A la edad en que tendríamos todo el derecho a jubilarnos, estamos empezando otra vez”. Amanda escucha siempre ese lamento en boca de su marido. Sabe que seguirá oyéndolo hasta que Ricardo se sienta liberado de tantas responsabilidades. Por lo pronto, lo único que ella puede hacer es mostrarse optimista por encima de su propio desánimo y el dolor de rodillas.

–Aunque no lo creas, me emociona pensar que a estas alturas de nuestra vida estemos comenzando de nuevo.

–Amanda, a nuestra edad no creo que lleguemos muy lejos. ¿O de veras crees que con mi pensión y lo que saquemos con tu taller nos alcanzará para el predial, el agua, la luz, el gas, las reparaciones de la casa que nunca terminan? Cuando no se descompone la bomba del agua, se cuartea una pared. Y todo eso hay que pagarlo, aparte del teléfono. Este mes el recibo llegará altísimo. Llamaste a Puebla, Cancún, Veracruz y Monterrey…. ¡Carajo! Ni que fueras la Secretaría de Turismo.
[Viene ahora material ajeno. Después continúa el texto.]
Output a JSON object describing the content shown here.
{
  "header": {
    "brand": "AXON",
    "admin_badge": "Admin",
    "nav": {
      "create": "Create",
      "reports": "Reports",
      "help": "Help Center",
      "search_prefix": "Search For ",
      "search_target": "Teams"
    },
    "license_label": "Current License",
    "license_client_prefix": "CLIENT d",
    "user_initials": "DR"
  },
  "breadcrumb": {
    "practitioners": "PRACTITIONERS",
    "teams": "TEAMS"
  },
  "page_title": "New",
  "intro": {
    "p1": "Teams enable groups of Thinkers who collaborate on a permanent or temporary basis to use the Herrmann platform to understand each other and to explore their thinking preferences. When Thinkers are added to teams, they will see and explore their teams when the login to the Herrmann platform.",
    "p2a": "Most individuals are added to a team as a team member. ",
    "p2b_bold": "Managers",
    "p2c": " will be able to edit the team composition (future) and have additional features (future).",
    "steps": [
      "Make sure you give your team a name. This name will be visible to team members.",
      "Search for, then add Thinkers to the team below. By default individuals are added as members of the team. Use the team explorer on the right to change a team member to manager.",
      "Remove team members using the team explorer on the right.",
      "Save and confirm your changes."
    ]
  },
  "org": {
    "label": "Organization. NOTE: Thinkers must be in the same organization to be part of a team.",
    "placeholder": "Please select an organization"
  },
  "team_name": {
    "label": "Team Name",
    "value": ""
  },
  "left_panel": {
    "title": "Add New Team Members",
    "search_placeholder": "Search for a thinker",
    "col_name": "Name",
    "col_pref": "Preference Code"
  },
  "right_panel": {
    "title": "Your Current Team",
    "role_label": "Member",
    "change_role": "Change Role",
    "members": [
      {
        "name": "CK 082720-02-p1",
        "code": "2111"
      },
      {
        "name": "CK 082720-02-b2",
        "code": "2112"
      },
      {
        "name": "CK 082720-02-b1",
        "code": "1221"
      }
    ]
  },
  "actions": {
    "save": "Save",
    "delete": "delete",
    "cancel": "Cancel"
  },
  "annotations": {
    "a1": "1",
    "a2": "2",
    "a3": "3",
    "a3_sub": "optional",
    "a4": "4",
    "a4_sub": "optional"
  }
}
Desde que hizo las llamadas, Amanda supo que tendría problemas con su marido y se alistó para enfrentarlos:

–Con esto de los huracanes quería saber cómo están mis hijos.

–Debiste esperar a que ellos te llamaran. Ninguno nos da un centavo y ahora resulta que pagamos para recordarles que somos sus padres… También hablaste a San Diego y hasta allá no alcanzó el huracán.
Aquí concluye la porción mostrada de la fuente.